Question

a single die is rolled twice. find the probability of rolling an odd number and a number greater than 3 in either order. the probability of rolling an odd number and a number greater than 3 is (type an integer or a simplified fraction)

Explanation:

Step1: Determine sample - space size

When a die is rolled twice, the sample - space size $n(S)=6\times6 = 36$ since there are 6 possible outcomes on the first roll and 6 possible outcomes on the second roll.

Step2: Define the events

Let $A$ be the set of odd numbers on a die $\{1,3,5\}$ and $B$ be the set of numbers greater than 3 on a die $\{4,5,6\}$.

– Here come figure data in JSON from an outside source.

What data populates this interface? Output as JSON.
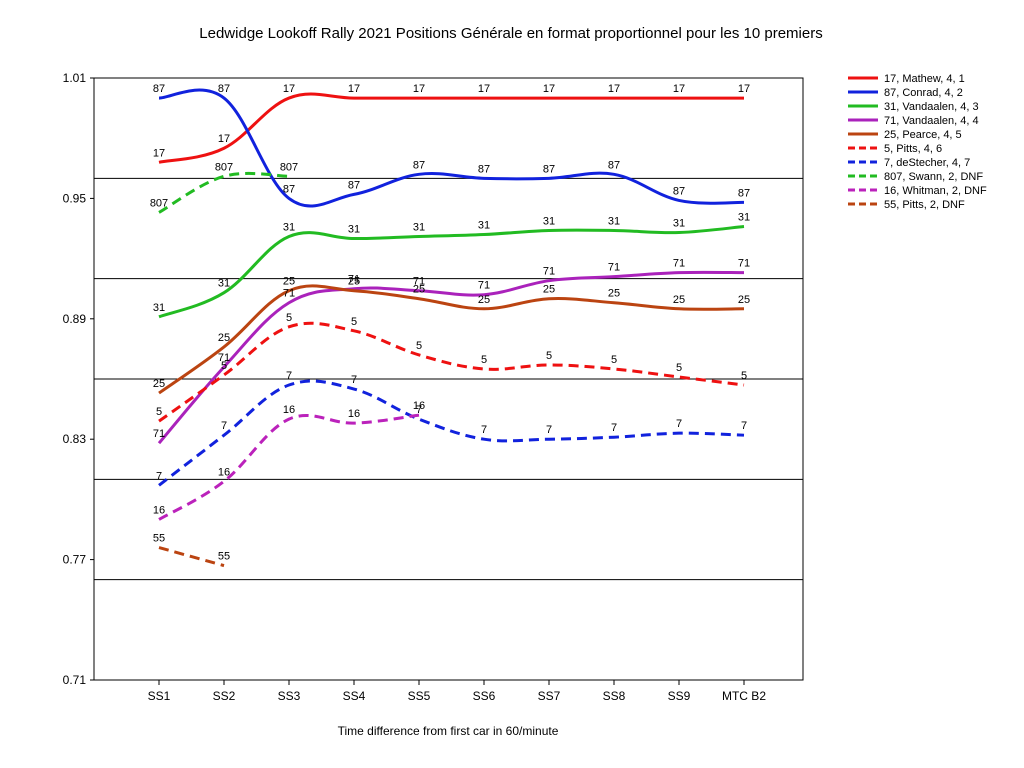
{
  "chart_data": {
    "type": "line",
    "title": "Ledwidge Lookoff Rally 2021  Positions Générale en format proportionnel pour les 10 premiers",
    "xlabel": "Time difference from first car in 60/minute",
    "ylabel": "",
    "categories": [
      "SS1",
      "SS2",
      "SS3",
      "SS4",
      "SS5",
      "SS6",
      "SS7",
      "SS8",
      "SS9",
      "MTC B2"
    ],
    "ylim": [
      0.71,
      1.01
    ],
    "yticks": [
      "1.01",
      "0.95",
      "0.89",
      "0.83",
      "0.77",
      "0.71"
    ],
    "grid": "horizontal",
    "legend_position": "right",
    "series": [
      {
        "name": "17, Mathew, 4, 1",
        "label": "17",
        "color": "#ee1111",
        "dash": false,
        "values": [
          0.968,
          0.975,
          1.0,
          1.0,
          1.0,
          1.0,
          1.0,
          1.0,
          1.0,
          1.0
        ]
      },
      {
        "name": "87, Conrad, 4, 2",
        "label": "87",
        "color": "#1122dd",
        "dash": false,
        "values": [
          1.0,
          1.0,
          0.95,
          0.952,
          0.962,
          0.96,
          0.96,
          0.962,
          0.949,
          0.948
        ]
      },
      {
        "name": "31, Vandaalen, 4, 3",
        "label": "31",
        "color": "#22bb22",
        "dash": false,
        "values": [
          0.891,
          0.903,
          0.931,
          0.93,
          0.931,
          0.932,
          0.934,
          0.934,
          0.933,
          0.936
        ]
      },
      {
        "name": "71, Vandaalen, 4, 4",
        "label": "71",
        "color": "#aa22bb",
        "dash": false,
        "values": [
          0.828,
          0.866,
          0.898,
          0.905,
          0.904,
          0.902,
          0.909,
          0.911,
          0.913,
          0.913
        ]
      },
      {
        "name": "25, Pearce, 4, 5",
        "label": "25",
        "color": "#bb4411",
        "dash": false,
        "values": [
          0.853,
          0.876,
          0.904,
          0.904,
          0.9,
          0.895,
          0.9,
          0.898,
          0.895,
          0.895
        ]
      },
      {
        "name": "5, Pitts, 4, 6",
        "label": "5",
        "color": "#ee1111",
        "dash": true,
        "values": [
          0.839,
          0.862,
          0.886,
          0.884,
          0.872,
          0.865,
          0.867,
          0.865,
          0.861,
          0.857
        ]
      },
      {
        "name": "7, deStecher, 4, 7",
        "label": "7",
        "color": "#1122dd",
        "dash": true,
        "values": [
          0.807,
          0.832,
          0.857,
          0.855,
          0.84,
          0.83,
          0.83,
          0.831,
          0.833,
          0.832
        ]
      },
      {
        "name": "807, Swann, 2, DNF",
        "label": "807",
        "color": "#22bb22",
        "dash": true,
        "values": [
          0.943,
          0.961,
          0.961,
          null,
          null,
          null,
          null,
          null,
          null,
          null
        ]
      },
      {
        "name": "16, Whitman, 2, DNF",
        "label": "16",
        "color": "#bb22bb",
        "dash": true,
        "values": [
          0.79,
          0.809,
          0.84,
          0.838,
          0.842,
          null,
          null,
          null,
          null,
          null
        ]
      },
      {
        "name": "55, Pitts, 2, DNF",
        "label": "55",
        "color": "#bb4411",
        "dash": true,
        "values": [
          0.776,
          0.767,
          null,
          null,
          null,
          null,
          null,
          null,
          null,
          null
        ]
      }
    ]
  }
}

Step3: Calculate the number of favorable outcomes

Case 1: First roll is odd and second roll is greater than 3.
The number of odd numbers is 3, and the number of numbers greater than 3 is 3. The number of outcomes for (odd, > 3) is $3\times3=9$ (e.g., (1,4), (1,5), (1,6), (3,4), (3,5), (3,6), (5,4), (5,5), (5,6)).
Case 2: First roll is greater than 3 and second roll is odd.
The number of outcomes for (> 3, odd) is $3\times3 = 9$ (e.g., (4,1), (4,3), (4,5), (5,1), (5,3), (5,5), (6,1), (6,3), (6,5)). But we have double - counted the outcomes where the number is both odd and greater than 3 (i.e., (5,5)) once in each case. The number of such double - counted outcomes is 3 ( (5,5), (5,5) is counted twice; in general, the common elements of $A$ and $B$ are 5, and the pairs (5,5) is counted in both cases).
The number of favorable outcomes $n(E)=9 + 9-3=15$.

Step4: Calculate the probability

The probability $P(E)=\frac{n(E)}{n(S)}=\frac{15}{36}=\frac{5}{12}$.

Answer:

$\frac{5}{12}$